Lesson #6
In conflict situations, the role of emotions in its escalation is significant. It is therefore, important to have an understanding of the roles that emotions play in our lives. It is also difficult to listen, to open oneself, or to cooperate if we harbor negative emotions.
1. The result of the previous workshop in Lesson 5 where students identified helpful behavior in a conflict and non-helpful behavior is shown below.
2. Natural to man. Our natural reaction to our surroundings and events in our lives. Physical and visceral and include the rousing or shrinking of energy; this energy has its own circulatory path in our body. Emotions connect to our minds and produce corresponding thoughts and images. When emotions are fully felt they disappear. When suppressed or are ignored they become push-buttons or emotional baggage. Repeatedly experienced emotions create and build its own neutral path in the brain
3. Ask yourself:
If emotions are physical reactions, what happens to the body when we are angry?
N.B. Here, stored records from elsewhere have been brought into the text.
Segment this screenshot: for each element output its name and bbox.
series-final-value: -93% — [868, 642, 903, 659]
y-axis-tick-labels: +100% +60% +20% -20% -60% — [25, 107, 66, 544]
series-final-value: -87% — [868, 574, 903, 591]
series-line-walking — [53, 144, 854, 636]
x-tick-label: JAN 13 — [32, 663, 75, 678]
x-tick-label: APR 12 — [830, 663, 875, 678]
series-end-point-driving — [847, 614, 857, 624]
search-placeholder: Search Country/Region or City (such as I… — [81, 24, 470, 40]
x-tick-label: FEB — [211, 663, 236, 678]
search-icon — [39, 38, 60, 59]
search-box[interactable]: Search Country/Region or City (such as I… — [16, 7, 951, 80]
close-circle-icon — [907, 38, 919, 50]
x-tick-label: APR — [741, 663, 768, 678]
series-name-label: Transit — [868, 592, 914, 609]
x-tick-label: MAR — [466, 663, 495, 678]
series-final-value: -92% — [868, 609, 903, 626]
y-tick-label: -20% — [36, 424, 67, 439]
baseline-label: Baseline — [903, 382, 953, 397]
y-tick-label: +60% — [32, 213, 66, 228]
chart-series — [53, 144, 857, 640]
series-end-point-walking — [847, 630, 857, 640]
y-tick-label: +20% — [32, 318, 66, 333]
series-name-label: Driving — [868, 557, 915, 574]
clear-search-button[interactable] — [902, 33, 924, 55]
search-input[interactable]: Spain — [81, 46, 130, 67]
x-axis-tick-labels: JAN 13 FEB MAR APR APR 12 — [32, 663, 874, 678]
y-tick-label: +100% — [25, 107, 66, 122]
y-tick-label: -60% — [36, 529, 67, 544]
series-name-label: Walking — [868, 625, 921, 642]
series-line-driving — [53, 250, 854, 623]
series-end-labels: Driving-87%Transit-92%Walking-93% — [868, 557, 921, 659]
Or, what are the physical manifestations of anger? Fear?
The answers are usually physical descriptions:
Blood rushes towards the head so the face becomes red.
There is an increased heartbeat.
Muscles tense.
Facial expression becomes hard or sharp.
Voice becomes stringent and loud.
4. Answer these questions:
How do you manage negative emotions like anger and fear?
What are your coping mechanisms?
Try to identify whether these management or coping mechanisms contribute positively to the situation or create more problems.
5. Awareness lesson in managing emotions:
Think of your right hand. Describe the process of thinking of your right hand.
Become aware of your right hand. What do you feel in your right hand? (Possible answers: feeling of weight, warmth or coldness, tinkling sensations)
What is the difference between thinking and becoming aware?
Take a relaxed position by putting your feet flat on the floor and your hands in your lap. Take a deep breath. Become aware of your body. What are sensations in your body?
End the lesson by stating that becoming aware of the emotions is to fully experience them in the body. The only way emotions are processed out is to acknowledge their presence and fully experience them. Suppression or putting our attention somewhere actually will create more push buttons or emotional baggage. Expression of emotions is different from experiencing them in the body. The more we are aware and present when these emotions are felt the better we are in managing them and preventing them from coloring our perceptions or taking over our actions.
6. Acknowledge emotions in oneself and in the others help us become aware of the emotions and help us better manage them.
7. React to the following paragraphs:
a) Anger and fear amplify the destructiveness of a budding bias. The flooding of these strong emotions sabotage the ability to think clearly, thereby preventing us from answering the essential question, “Does he really have all the bad traits I ascribe to THEM?”
b) Emotional involvements, like friendships between individuals from either side of a hostile divide, make people far more accepting of each other’s groups.